Тишина. Наконец Ригер прошептал:

— Господин профессор... Ваша магнифиценция...

Когда немец вошел, профессор, сгорбившись, сидел в кресле — теперь он выпрямился. Его глаза, огромные, тяжелые, ничего не выражавшие, переползали с одного лица на другое. Он вцепился в подлокотники и, с некоторым трудом поднявшись, потянулся к верхнему карману пиджака. Пошарил ладонью, что-то там ощупывая. Ксендз — черный, в развевающейся сутане пошел было к нему, однако профессор сделал едва заметный, но решительный знак рукой и направился к двери.

— Kommen Sie, bitte[78], — проговорил немец и учтиво пропустил его вперед.
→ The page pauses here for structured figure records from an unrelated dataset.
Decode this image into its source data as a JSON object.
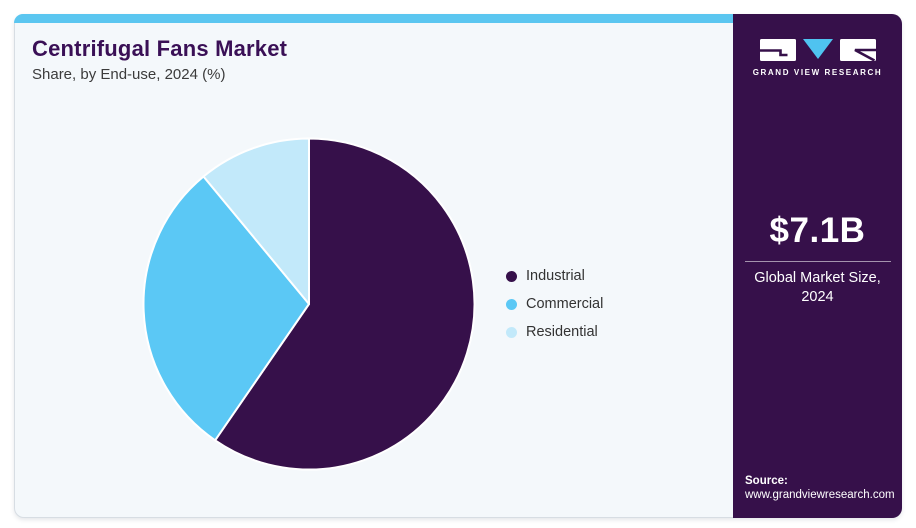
{
  "header": {
    "title": "Centrifugal Fans Market",
    "subtitle": "Share, by End-use, 2024 (%)"
  },
  "chart_data": {
    "type": "pie",
    "title": "Centrifugal Fans Market Share, by End-use, 2024 (%)",
    "categories": [
      "Industrial",
      "Commercial",
      "Residential"
    ],
    "values": [
      59.6,
      29.4,
      11.0
    ],
    "unit": "%",
    "colors": [
      "#36104A",
      "#5BC8F5",
      "#C2E9FA"
    ],
    "slice_border_color": "#FFFFFF",
    "start_angle_deg": 0,
    "direction": "clockwise",
    "legend_position": "right",
    "data_labels_shown": false
  },
  "side_panel": {
    "logo_text": "GRAND VIEW RESEARCH",
    "stat_value": "$7.1B",
    "stat_label": [
      "Global Market Size,",
      "2024"
    ],
    "source_label": "Source:",
    "source_url": "www.grandviewresearch.com"
  },
  "colors": {
    "top_accent_bar": "#5BC6F0",
    "card_background": "#F4F8FB",
    "panel_background": "#36104A",
    "title_text": "#3A1056",
    "body_text": "#3B3B3B",
    "logo_triangle": "#4FC3F0"
  }
}
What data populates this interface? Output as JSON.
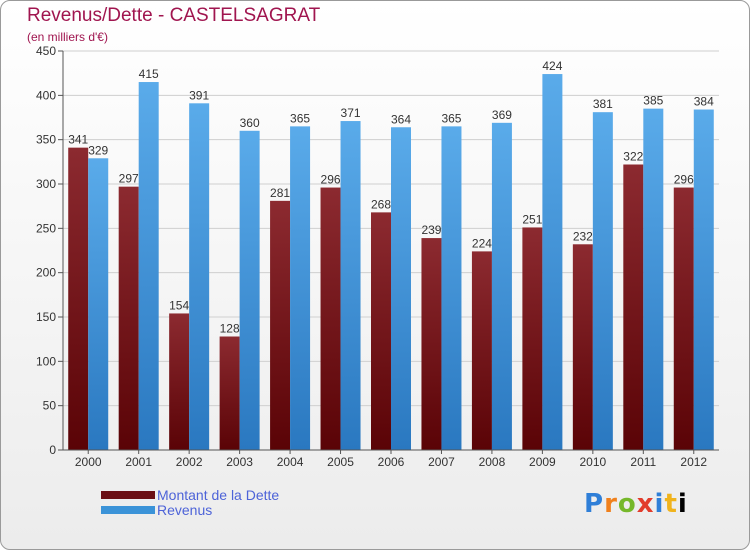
{
  "chart_data": {
    "type": "bar",
    "title": "Revenus/Dette - CASTELSAGRAT",
    "subtitle": "(en milliers d'€)",
    "categories": [
      "2000",
      "2001",
      "2002",
      "2003",
      "2004",
      "2005",
      "2006",
      "2007",
      "2008",
      "2009",
      "2010",
      "2011",
      "2012"
    ],
    "series": [
      {
        "name": "Montant de la Dette",
        "color": "#6b0f14",
        "values": [
          341,
          297,
          154,
          128,
          281,
          296,
          268,
          239,
          224,
          251,
          232,
          322,
          296
        ]
      },
      {
        "name": "Revenus",
        "color": "#3b93d8",
        "values": [
          329,
          415,
          391,
          360,
          365,
          371,
          364,
          365,
          369,
          424,
          381,
          385,
          384
        ]
      }
    ],
    "ylim": [
      0,
      450
    ],
    "yticks": [
      0,
      50,
      100,
      150,
      200,
      250,
      300,
      350,
      400,
      450
    ],
    "grid": true,
    "legend_position": "bottom-left"
  },
  "logo": {
    "letters": [
      "P",
      "r",
      "o",
      "x",
      "i",
      "t",
      "i"
    ]
  }
}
Все сидели молча. Вдруг совсем рядом прозвучал выстрел — словно раскат грома в замкнутом пространстве. Стало страшно. Даже немцы, болтавшие на диванчике, притихли. Каутерс, весь в поту, скривился так, что его египетский профиль превратился чуть ли не в ломаную линию, и с таким ожесточением сжал руки, что, казалось, заскрипели сухожилия. Ригер по-ребячьи надул губы и покусывал их. Только Носилевская — она ссутулилась, подперла голову руками, поставив локти на колени, — оставалась внешне невозмутимой.